Those looking to save money, or who try to book at the last minute, often end up at the far end of State Street. The area has more of a strip-mall character but cheaper accommodations than downtown or at the beach. I've stayed at all of the "three trees" -- the Best Western Pepper Tree, The Orange Tree and The Lemon Tree. The Pepper Tree is the nicest and priciest, the Lemon Tree has had some intriguing modernist touches, while the Orange Tree is an older motel for those not looking to spend a lot of time in their room.
Wherever you stay, you will likely be disappointed by what you get for what you pay. But that is the price of Santa Barbara.
It's easy to spend more than $100 per person at dinner in Santa Barbara, but finding enjoyable inexpensive spots isn't hard. Just think tacos. Santa Barbara has great, inexpensive Mexican food, though the best spots are over on Milpas Street, away from the tourist areas.
Start with La Super Rica, the much-heralded Mexican restaurant that was a favorite of Julia Child, who lived nearby, and has been hailed in The New York Times and British newspapers. It's famous for its small tacos filled with fresh meat and melted cheese -- asada and carnitas are here, but chorizo is the real star. Sit out on the covered patio (if you can find a seat). If the lines are too long or you want something more conventional, try Los Agaves, a Mexican place nearby.
If it's hard to get out of downtown, then my trifecta of Mexican spots ends with Lily's Tacos, a decidedly down-market joint just north of the 101 and a short walk from lower State Street. It has great, cheap street tacos. With all the money you save, consider a splurge visit to Brophy Bros. for seafood. I'm partial to fried calamari with a beer. It's always jammed, so bring your patience.
Coffee is the most important part of my breakfast, so I keep things cheap by eating at coffeehouses like the Coffee Cat or bakeries like Renaud's or Jeannine's. All serve a great espresso -- the most basic coffee drink, but also one whose quality cannot be masked by milk, sweetener or foam.
My favorite Santa Barbara stroll is the self-guided Red Tile Walking Tour, which covers a 12-block area encompassed by Victoria, Chapala, Ortega and Santa Barbara streets. The best stop is the over-the-top design of the Santa Barbara County Courthouse, with its wrought iron, its tile floors that echo every footstep, a spiral staircase, painted scenes of Old California and courthouse designations spelled out in calligraphy on the walls. Finished in 1929, just as the stock market was about to crash, it's an exuberant symbol of city pride. In the summer, it's always cool inside. The walking tour also passes historic adobe homes and the El Presidio de Santa Barbara State Historic Park, which includes the original military outpost built by the Spanish in 1782.

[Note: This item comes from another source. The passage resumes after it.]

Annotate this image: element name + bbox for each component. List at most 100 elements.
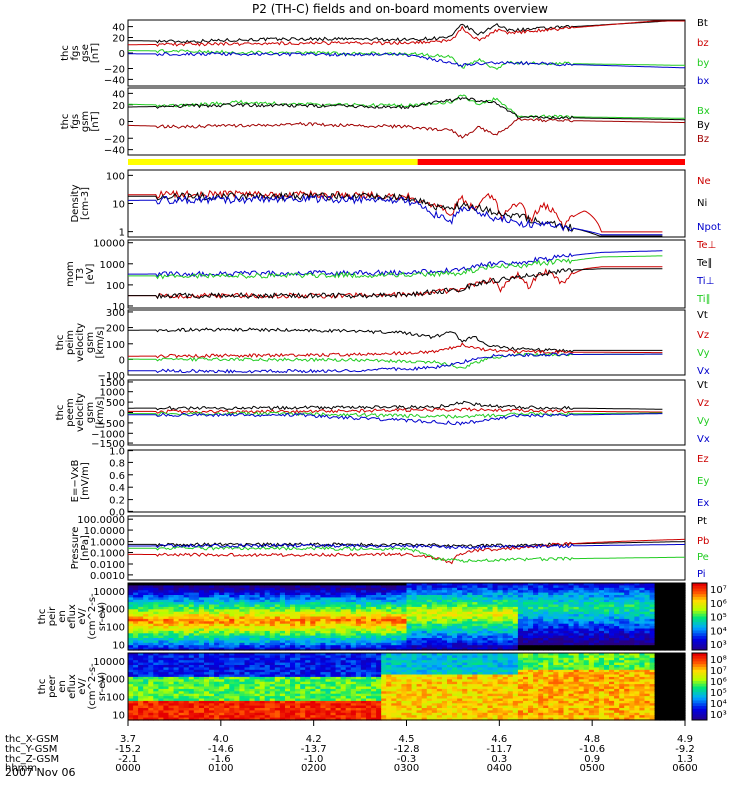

For more than two centuries, the center of Santa Barbara's identity has been the Old Mission, the 10th built in California. It was founded on the Feast of Santa Barbara, Dec. 4, 1786. Unlike some of the other sites along the El Camino Real taken by Franciscan friars, the "Queen of the Missions," is well-preserved. The gorgeous setting, with the brown-gray Santa Ynez Mountains behind it and the Pacific Ocean in the distance, is popular with wedding photographers.
You can finish your Spanish-themed architectural wanderings with a few evening hours at the Arlington Theatre, a genuine picture palace whose walls are lined with Mission scenes backlit to give a wonderful golden glow, as if in perpetual sunset. It holds more than 2,000 people and is often used for concerts, ballet, comedy and other live events in addition to films.